Benue State Government has dismissed talk about its planned rehabilitation centre as “mischievous misrepresentations,” insisting the facility is meant for victims who were forced into criminal gangs—not for hardened terrorists.
Josephine Habba, Director-General of the Benue State Peace and Reconciliation Commission, clarified this on Monday while reacting to public debate over the proposed Disarmament, Demobilisation and Reintegration (DDR) centre. She said the project has to be seen against the backdrop of Benue’s long-running insecurity.
“Benue became almost a theatre of conflict, and we needed to stop it fast,” Habba said. She noted that while the herder-farmer crisis grabs headlines, it doesn’t capture the full picture of the state’s security problems.
“There’s confusion around conflict in Benue State. When you mention conflict, the big elephant people think about is the herder-and-farmer clash. But that doesn’t address the root causes of insecurity here.”

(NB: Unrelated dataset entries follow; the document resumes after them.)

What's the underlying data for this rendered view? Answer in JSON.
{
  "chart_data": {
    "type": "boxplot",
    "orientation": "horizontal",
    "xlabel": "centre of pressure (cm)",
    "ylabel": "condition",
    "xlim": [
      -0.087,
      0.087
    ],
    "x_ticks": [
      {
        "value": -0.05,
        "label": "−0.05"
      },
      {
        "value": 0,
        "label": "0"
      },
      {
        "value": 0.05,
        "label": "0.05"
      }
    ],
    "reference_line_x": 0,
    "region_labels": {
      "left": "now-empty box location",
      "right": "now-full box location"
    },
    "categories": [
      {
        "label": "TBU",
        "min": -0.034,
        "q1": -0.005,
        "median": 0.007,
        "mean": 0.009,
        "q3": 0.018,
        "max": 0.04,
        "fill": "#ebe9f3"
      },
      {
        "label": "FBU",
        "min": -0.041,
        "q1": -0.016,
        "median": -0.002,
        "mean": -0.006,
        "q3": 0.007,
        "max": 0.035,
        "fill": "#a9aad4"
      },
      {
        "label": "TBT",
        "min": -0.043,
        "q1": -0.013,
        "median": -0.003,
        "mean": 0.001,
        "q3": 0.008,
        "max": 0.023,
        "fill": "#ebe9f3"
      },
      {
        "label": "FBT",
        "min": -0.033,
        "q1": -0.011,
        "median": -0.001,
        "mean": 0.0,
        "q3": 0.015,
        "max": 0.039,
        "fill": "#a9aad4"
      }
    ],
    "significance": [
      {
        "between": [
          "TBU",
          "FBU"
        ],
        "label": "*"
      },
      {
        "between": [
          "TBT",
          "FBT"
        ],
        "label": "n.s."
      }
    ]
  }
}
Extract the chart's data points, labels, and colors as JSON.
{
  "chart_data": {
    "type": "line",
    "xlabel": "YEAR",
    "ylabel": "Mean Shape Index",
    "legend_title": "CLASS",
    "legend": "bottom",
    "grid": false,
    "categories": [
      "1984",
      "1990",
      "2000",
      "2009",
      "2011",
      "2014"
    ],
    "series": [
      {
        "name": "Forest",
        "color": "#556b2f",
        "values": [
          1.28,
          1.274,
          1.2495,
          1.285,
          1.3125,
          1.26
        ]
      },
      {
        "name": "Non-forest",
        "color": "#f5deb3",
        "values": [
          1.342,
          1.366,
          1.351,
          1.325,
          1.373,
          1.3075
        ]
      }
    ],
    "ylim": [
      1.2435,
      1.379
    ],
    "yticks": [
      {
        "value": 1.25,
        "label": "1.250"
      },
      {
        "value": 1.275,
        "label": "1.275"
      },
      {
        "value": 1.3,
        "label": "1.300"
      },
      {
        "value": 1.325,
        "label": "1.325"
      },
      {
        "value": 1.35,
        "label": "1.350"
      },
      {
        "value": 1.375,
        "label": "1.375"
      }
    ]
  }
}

She singled out the Sankera axis—Katsina-Ala, Ukum and Logo local-government areas—where armed banditry has taken hold.
“We all know the story of Sankera. The fights there aren’t just about farmers and herders. These are our own children, young people dragged or forced into banditry.”
Habba recalled that in early 2024 Governor Hyacinth Alia visited Katsina-Ala after the Catholic Diocese presented alarming reports. “At that meeting we learned that many of our children were snatched from markets, homes, even while riding motorcycles, and taken into the creeks to work for criminal gangs.”
According to her, the abductees “were used as foot soldiers or ordered to carry out risky jobs for kingpins hiding in the forests. Sometimes women, including pregnant women, were taken to cook or run errands.”
After assessments by the commission and partners, more than 1 800 people were profiled as having been forced into bandit networks.
“These were the people presented to the governor. They’re not the state’s entire criminal population, just individuals whose situations need careful handling.”
Governor Alia, she said, opted for a “carrot approach”: if these people are genuinely remorseful and weren’t criminals before being hauled into the bush, he would consider amnesty. A committee was then set up to run discreet background checks.